Ana Vaz da Silva apprend l’art de la poterie auprès d’un maitre potier en Algarve, au sud du Portugal, son pays natal. Sa vie professionnelle se fera, pendant plus de vingt ans, sur les plateaux de cinéma comme décoratrice. En venant en France, rapidement lui reviendra la nécessité de retrouver le geste créateur et, naturellement, le chemin vers le tour se présente devant elle.

Installée dans le Perche, elle y implante un atelier de céramique et reprend sa production.

 

 

Travailler la terre est un monde de contraintes et un univers de possibilités.

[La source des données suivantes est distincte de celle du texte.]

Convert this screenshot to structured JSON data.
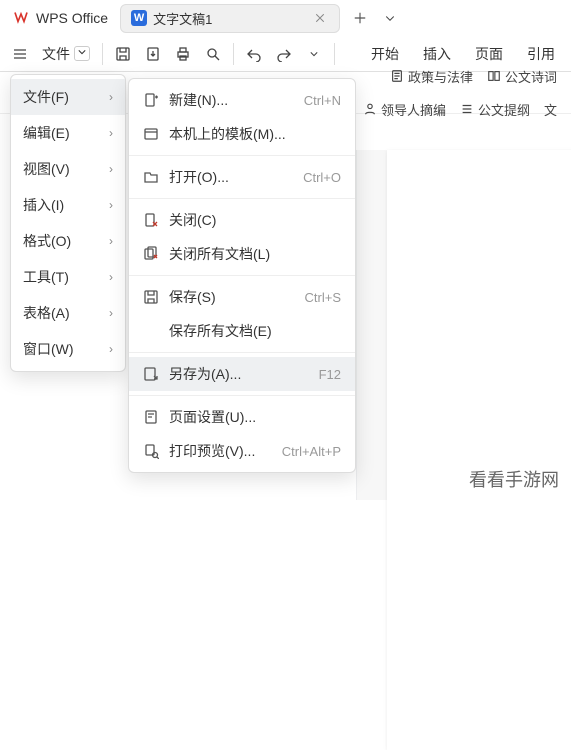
{
  "app": {
    "name": "WPS Office",
    "doc_title": "文字文稿1"
  },
  "toolbar": {
    "file_label": "文件"
  },
  "ribbon": [
    "开始",
    "插入",
    "页面",
    "引用"
  ],
  "chips_row1": [
    {
      "icon": "doc-icon",
      "label": "政策与法律"
    },
    {
      "icon": "book-icon",
      "label": "公文诗词"
    }
  ],
  "chips_row2": [
    {
      "icon": "person-icon",
      "label": "领导人摘编"
    },
    {
      "icon": "list-icon",
      "label": "公文提纲"
    },
    {
      "icon": "text-icon",
      "label": "文"
    }
  ],
  "menu1": [
    {
      "label": "文件(F)",
      "active": true
    },
    {
      "label": "编辑(E)"
    },
    {
      "label": "视图(V)"
    },
    {
      "label": "插入(I)"
    },
    {
      "label": "格式(O)"
    },
    {
      "label": "工具(T)"
    },
    {
      "label": "表格(A)"
    },
    {
      "label": "窗口(W)"
    }
  ],
  "menu2": [
    {
      "icon": "new-icon",
      "label": "新建(N)...",
      "shortcut": "Ctrl+N"
    },
    {
      "icon": "template-icon",
      "label": "本机上的模板(M)...",
      "shortcut": ""
    },
    {
      "sep": true
    },
    {
      "icon": "open-icon",
      "label": "打开(O)...",
      "shortcut": "Ctrl+O"
    },
    {
      "sep": true
    },
    {
      "icon": "close-icon",
      "label": "关闭(C)",
      "shortcut": ""
    },
    {
      "icon": "close-all-icon",
      "label": "关闭所有文档(L)",
      "shortcut": ""
    },
    {
      "sep": true
    },
    {
      "icon": "save-icon",
      "label": "保存(S)",
      "shortcut": "Ctrl+S"
    },
    {
      "icon": "blank",
      "label": "保存所有文档(E)",
      "shortcut": ""
    },
    {
      "sep": true
    },
    {
      "icon": "saveas-icon",
      "label": "另存为(A)...",
      "shortcut": "F12",
      "hover": true
    },
    {
      "sep": true
    },
    {
      "icon": "page-setup-icon",
      "label": "页面设置(U)...",
      "shortcut": ""
    },
    {
      "icon": "print-preview-icon",
      "label": "打印预览(V)...",
      "shortcut": "Ctrl+Alt+P"
    }
  ],
  "watermark": "看看手游网"
}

Déjà la tête tourne au rythme du tour, ensuite la main ferme - baguette magique - prend la terre immémoriale.

Le besoin et le plaisir de faire sont impérieux. « J’essaie d’accorder mes gestes aux traces d’un pas magique ; l’intérieur-vide et l’extérieur-plein ne sont que des correspondances, l’image miroir, abstraite mais reconnaissable, du monde qui m’entoure ». 

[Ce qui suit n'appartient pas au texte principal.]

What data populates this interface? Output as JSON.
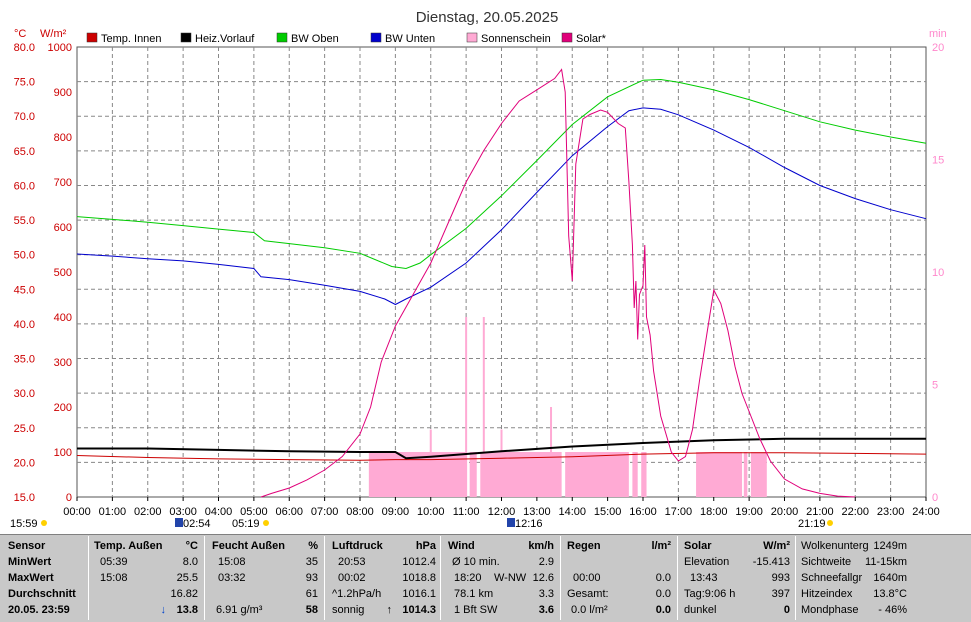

Les potiers parlent de leurs œuvres comme d’un être : la bouche, les lèvres, le corps et les pieds. Un vocabulaire nait : les proportions en sont la syntaxe et la sensualité la ponctuation.

Ça ne sonne pas creux, le vide est plein d’esprit, de vie, de sons. Il suffit d’un toucher pour obtenir de la forme une réponse, un sourire, un regard et peut être même une présence.

Pour un peu on se croirait démiurge quand vient l’épreuve du feu. Dans la solitude du four une invisible alchimie révèle, du minéral, la palette douce et profonde qui nous était cachée.

.Ici la perception de la fermentation s’est propagée à l’air et à la terre … bientôt les glaçures exploseront sur les surfaces, ouvertes comme pour mieux respirer.

Vient l’ouverture du four, la découverte toujours renouvelée ; échecs et réussites se côtoient et forgent, au fil des cuissons, une vraie philosophie de l’humilité.